VD是腦血管損傷導致的認知功能障礙，主要表現為神經活動、語言、學習以及記憶能力的障礙。腦部血流長期灌流不足會導致中樞膽堿功能障礙、神經元氧化應激損傷是學習和記憶能力下降的重要原因[10]。因此，本研究首先通過雙側頸總動脈縮窄法構建VD小鼠模型。Morris實驗結果顯示與Control組相比，VD組小鼠定位航行的潛伏期明顯延長、穿越平臺次數、目標象限(第四象限)停留時間百分比均顯著性減少；HE染色顯示VD組小鼠海馬齒狀回處顆粒狀細胞核明顯固縮，CA1以及CA3區域海馬神經元數量均明顯減少，細胞排列紊亂、細胞大部分皺縮、部分神經元細胞核固縮、染色質出現明顯聚集等。以上結果表明，雙側頸總動脈縮窄法構建VD小鼠模型構建成功，可用于后續藥物療效實驗。

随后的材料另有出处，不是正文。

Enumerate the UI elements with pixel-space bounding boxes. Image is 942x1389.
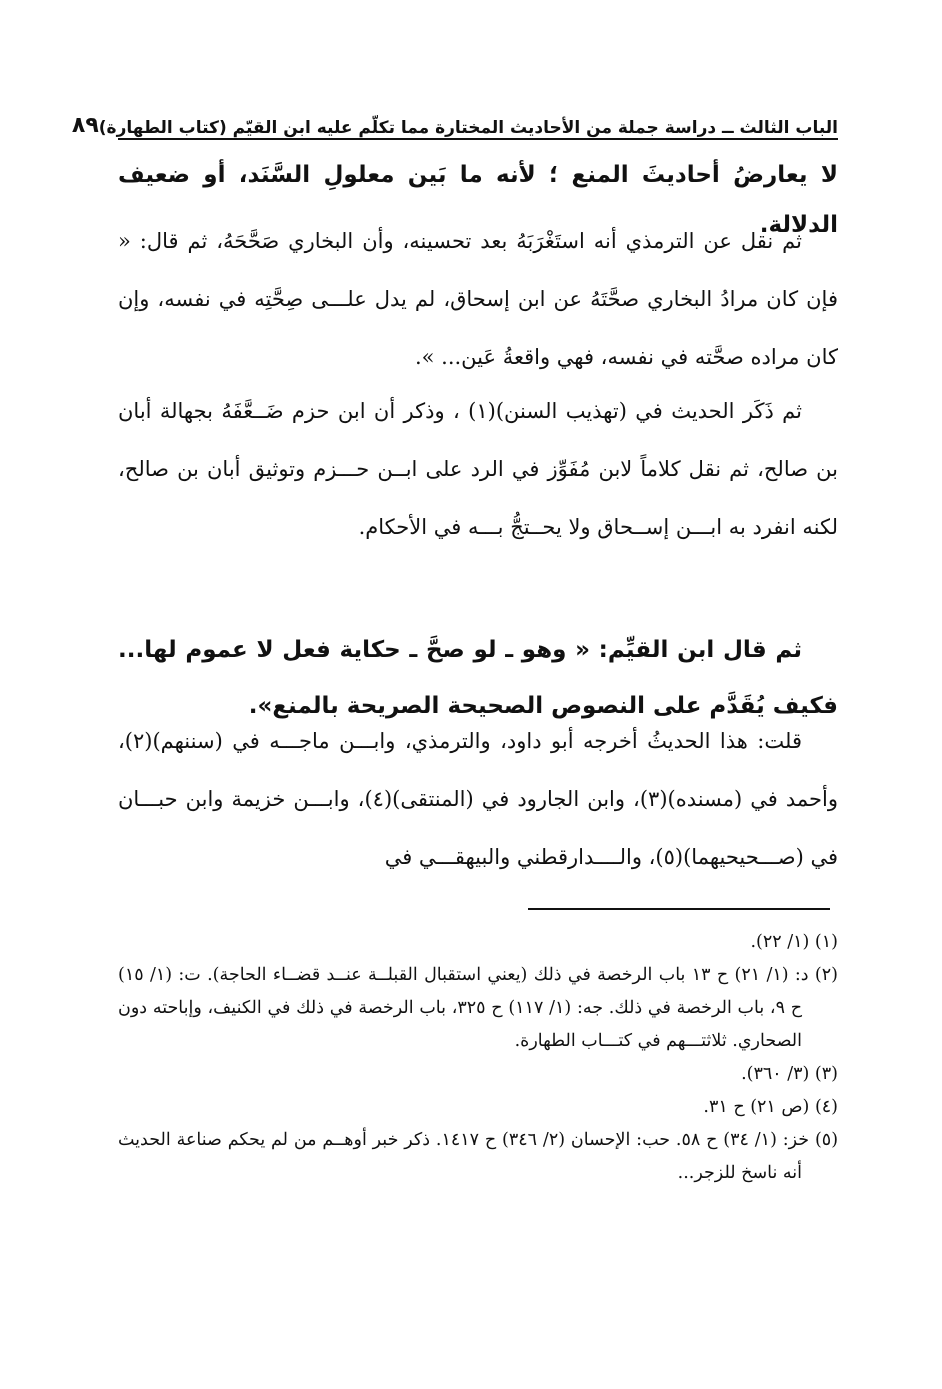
footnote-separator [528, 908, 830, 910]
footnote-1: (١) (١/ ٢٢). [750, 932, 838, 952]
paragraph-3: ثم ذَكَر الحديث في (تهذيب السنن)(١) ، وذكر أن ابن حزم ضَــعَّفَهُ بجهالة أبان بن صالح، ثم نقل كلاماً لابن مُفَوِّز في الرد على ابــن حـــزم وتوثيق أبان بن صالح، لكنه انفرد به ابـــن إســحاق ولا يحــتجُّ بـــه في الأحكام. [118, 399, 838, 539]
paragraph-2: ثم نقل عن الترمذي أنه استَغْرَبَهُ بعد تحسينه، وأن البخاري صَحَّحَهُ، ثم قال: « فإن كان مرادُ البخاري صحَّتَهُ عن ابن إسحاق، لم يدل علـــى صِحَّتِه في نفسه، وإن كان مراده صحَّته في نفسه، فهي واقعةُ عَين... ». [118, 229, 838, 369]
footnotes [118, 926, 838, 1190]
paragraph-bold-4: ثم قال ابن القيِّم: « وهو ـ لو صحَّ ـ حكاية فعل لا عموم لها... فكيف يُقَدَّم على النصوص الصحيحة الصريحة بالمنع». [118, 637, 838, 719]
paragraph-bold-1: لا يعارضُ أحاديثَ المنع ؛ لأنه ما بَين معلولِ السَّنَد، أو ضعيف الدلالة. [118, 162, 838, 238]
running-title: الباب الثالث ــ دراسة جملة من الأحاديث المختارة مما تكلّم عليه ابن القيّم (كتاب الطهارة) [98, 118, 838, 138]
header-rule [118, 138, 838, 140]
footnote-2: (٢) د: (١/ ٢١) ح ١٣ باب الرخصة في ذلك (يعني استقبال القبلــة عنــد قضــاء الحاجة). ت: (١/ ١٥) ح ٩، باب الرخصة في ذلك. جه: (١/ ١١٧) ح ٣٢٥، باب الرخصة في ذلك في الكنيف، وإباحته دون الصحاري. ثلاثتـــهم في كتـــاب الطهارة. [118, 965, 838, 1051]
paragraph-5: قلت: هذا الحديثُ أخرجه أبو داود، والترمذي، وابـــن ماجـــه في (سننهم)(٢)، وأحمد في (مسنده)(٣)، وابن الجارود في (المنتقى)(٤)، وابـــن خزيمة وابن حبـــان في (صـــحيحيهما)(٥)، والــــدارقطني والبيهقـــي في [118, 729, 838, 869]
footnote-4: (٤) (ص ٢١) ح ٣١. [703, 1097, 838, 1117]
footnote-5: (٥) خز: (١/ ٣٤) ح ٥٨. حب: الإحسان (٢/ ٣٤٦) ح ١٤١٧. ذكر خبر أوهــم من لم يحكم صناعة الحديث أنه ناسخ للزجر... [118, 1130, 839, 1183]
page-header [71, 100, 838, 138]
footnote-3: (٣) (٣/ ٣٦٠). [741, 1064, 838, 1084]
page-number: ٨٩ [71, 113, 99, 138]
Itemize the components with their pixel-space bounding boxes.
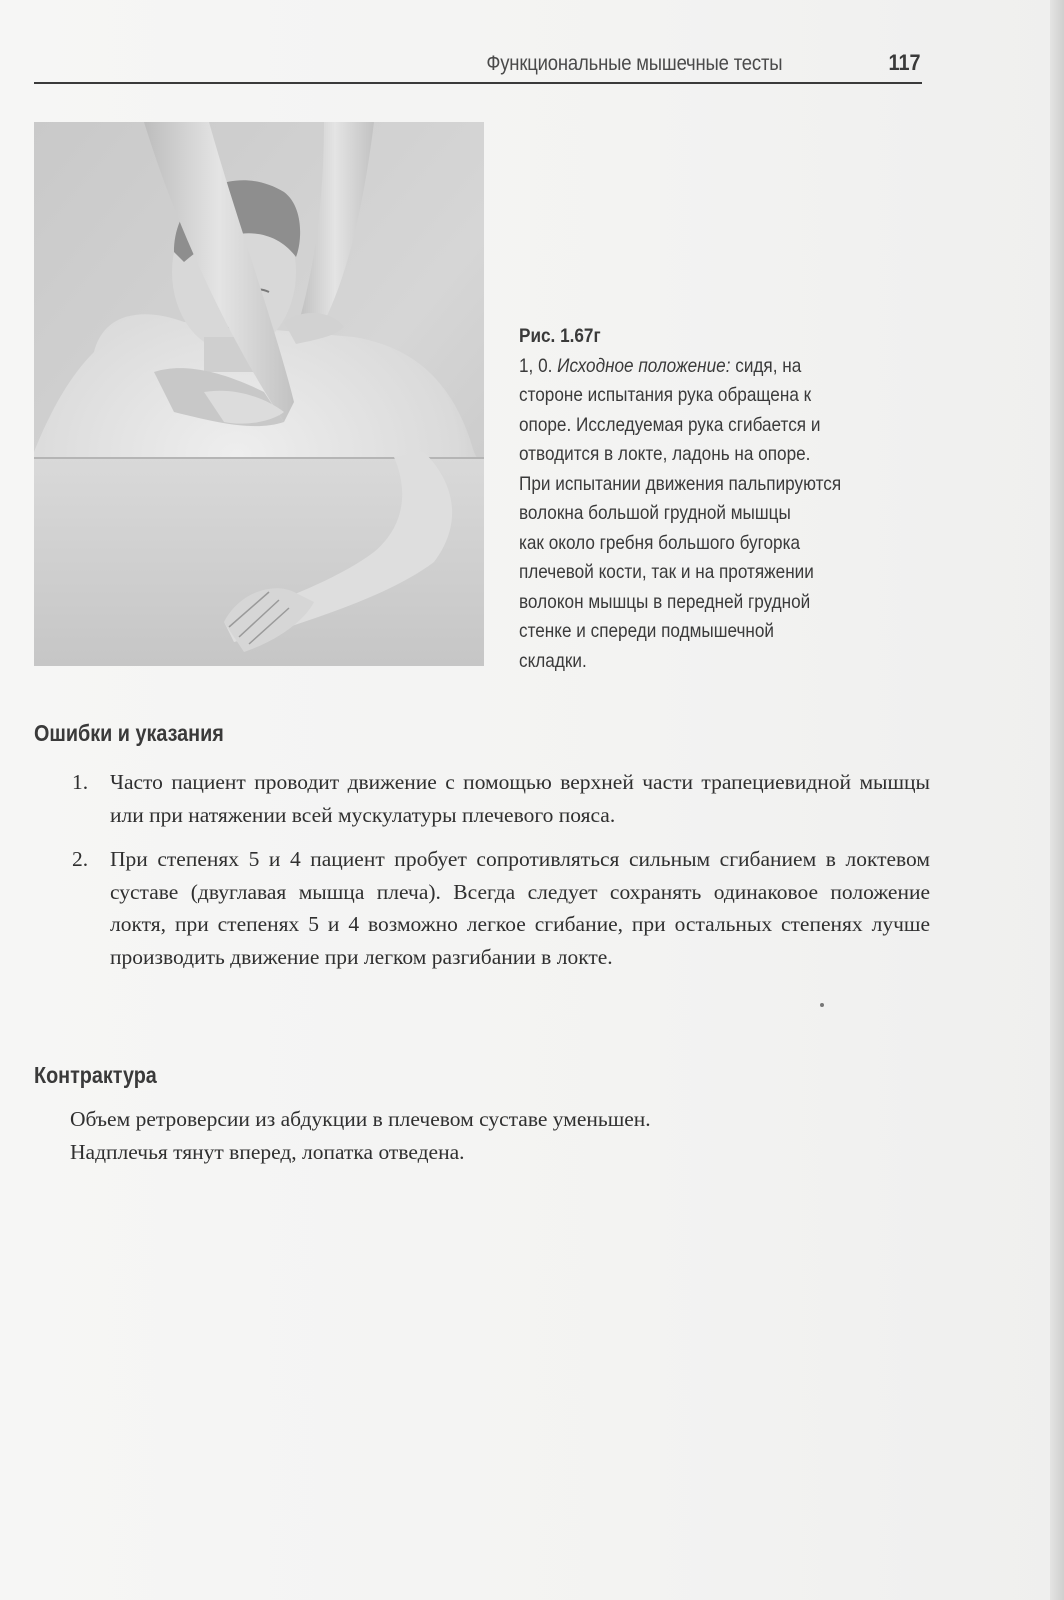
figure-caption — [519, 322, 919, 676]
running-head-title: Функциональные мышечные тесты — [486, 52, 782, 75]
figure-photo — [34, 122, 484, 666]
errors-list — [70, 766, 930, 985]
page-number: 117 — [888, 50, 920, 75]
caption-line: стенке и спереди подмышечной — [519, 620, 775, 642]
list-item-number: 2. — [72, 847, 89, 871]
contracture-line: Объем ретроверсии из абдукции в плечевом суставе уменьшен. — [70, 1107, 651, 1131]
caption-line: волокна большой грудной мышцы — [519, 502, 791, 524]
caption-rest: сидя, на — [730, 354, 802, 377]
caption-line: отводится в локте, ладонь на опоре. — [519, 443, 811, 465]
list-item — [70, 843, 930, 973]
caption-italic-term: Исходное положение: — [557, 354, 731, 377]
caption-line: волокон мышцы в передней грудной — [519, 590, 811, 613]
caption-line: При испытании движения пальпируются — [519, 472, 842, 495]
caption-lead: 1, 0. — [519, 354, 558, 377]
caption-line: стороне испытания рука обращена к — [519, 384, 812, 406]
page-edge-shadow — [1050, 0, 1064, 1600]
figure-label: Рис. 1.67г — [519, 325, 601, 347]
print-speck — [820, 1003, 824, 1007]
caption-line: как около гребня большого бугорка — [519, 531, 801, 554]
contracture-line: Надплечья тянут вперед, лопатка отведена. — [70, 1140, 465, 1164]
list-item — [70, 766, 930, 831]
section-heading-errors: Ошибки и указания — [34, 720, 224, 746]
list-item-number: 1. — [72, 770, 89, 794]
caption-line: складки. — [519, 649, 587, 672]
examination-photo-illustration — [34, 122, 484, 666]
caption-line: опоре. Исследуемая рука сгибается и — [519, 413, 821, 436]
running-head — [34, 48, 922, 84]
list-item-text: При степенях 5 и 4 пациент пробует сопротивляться сильным сгибанием в локтевом суставе (двуглавая мышца плеча). Всегда следует сохранять одинаковое положение локтя, при степенях 5 и 4 возможно легкое сгибание, при остальных степенях лучше производить движение при легком разгибании в локте. — [110, 847, 930, 969]
caption-line: плечевой кости, так и на протяжении — [519, 561, 814, 583]
section-heading-contracture: Контрактура — [34, 1062, 157, 1088]
list-item-text: Часто пациент проводит движение с помощью верхней части трапециевидной мышцы или при натяжении всей мускулатуры плечевого пояса. — [110, 770, 930, 827]
caption-line — [519, 352, 871, 382]
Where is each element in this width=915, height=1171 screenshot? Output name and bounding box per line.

目前臨床上有關VD患者的治療主要有藥物治療和特殊方式治療等。其中藥物包括神經保護劑、腦組織代謝改善劑等，神經遞質的替代治療是特殊方式治療的關鍵[11]。但是由于費用昂貴以及治療療效不佳使得患者依從性不高。因此，積極探尋有效的治療藥物對于改善VD患者的生活治療尤為關鍵。TSB是丹參酮ⅡA的結構類似物，具有和丹參酮ⅡA相似的藥理學活性。研究證實丹參酮ⅡA能夠通過抑制VD小鼠氧化應激，降低腦組織炎癥反應、抑制Caspase-3、促進Bcl-2表達降低海馬神經元凋亡等途徑發揮神經保護作用[12-13]。本研究通過VD小鼠腹腔注射不同劑量的TSB，觀察其治療效果，結果發現TSB能夠縮短定位航行的潛伏期、增加穿越平臺次數、目標象限(第四象限)停留時間百分比、減輕海馬齒狀回處、CA1以及CA3區病理性損傷。以上結果表明TSB對VD小鼠具有治療效果。那么有關TSB是如何發揮VD小鼠的神經保護作呢？氧化應激性損傷在神經退行性病變中發揮重要作用。在腦部血流長期灌流不足時會導致MDA含量升高、SOD以及GSH-Px活性降低。本研究結果顯示TSB能夠降低VD小鼠大腦皮層和海馬組織中MDA水平，增強SOD以及GSH-Px活性。Wnt信號通路在VD中發揮重要作用，參與調節神經元生長、發育、分化、氧化應激、凋亡以及增殖等。Wnt信號通路可以概括為經典信號通路、非經典信號通路。其中Wnt經典型號通路又被稱為Wnt/β-catenin信號通路[14]。既往研究表明，在VD大鼠中，激活Wnt/β-catenin傳導能夠明顯改善大鼠海馬神經損傷[15]。另外在帕金森病大鼠模型中Wnt/β-catenin信號通路相關蛋白Wnt1、β-catenin表達下調，GSK-3β、p-GSK-3β蛋白表達上調，抑制Wnt1能夠減輕MPP+誘導的PC12凋亡[16]。低密度脂蛋白受體相關蛋白6(low-density lipoprotein receptor-related protein6，LRP6)屬于低密度脂蛋白受體超家族成員之一[17]。既往研究表明，電針治療能夠通過調節海馬組織LRP6影響Wnt/β-catenin信號通路，減少細胞凋亡，從而促進海馬神經細胞修復。本實驗研究發現與VD組相比，TSB中、高劑量組小鼠海馬組織p-LRP6蛋白表達明顯升高。該研究結果表明TSB能夠通過調控p-LRP6，激活Wnt/β-catenin信號通路改善VD小鼠認知功能障礙。

綜上所述，本研究通過研究丹參酮B對血管性癡呆小鼠認知功能障礙的保護作用及其調控機制。結果顯示TSB能夠改善VD小鼠認知功能障礙，其機制可能與激活海馬組織LRP6/Wnt1/β-catenin通路，進而抑制小鼠大腦皮層和海馬神經元氧化應激有關。該研究結果將有助豐富VD的發生機制以及為其藥物靶點治療提供新的可能。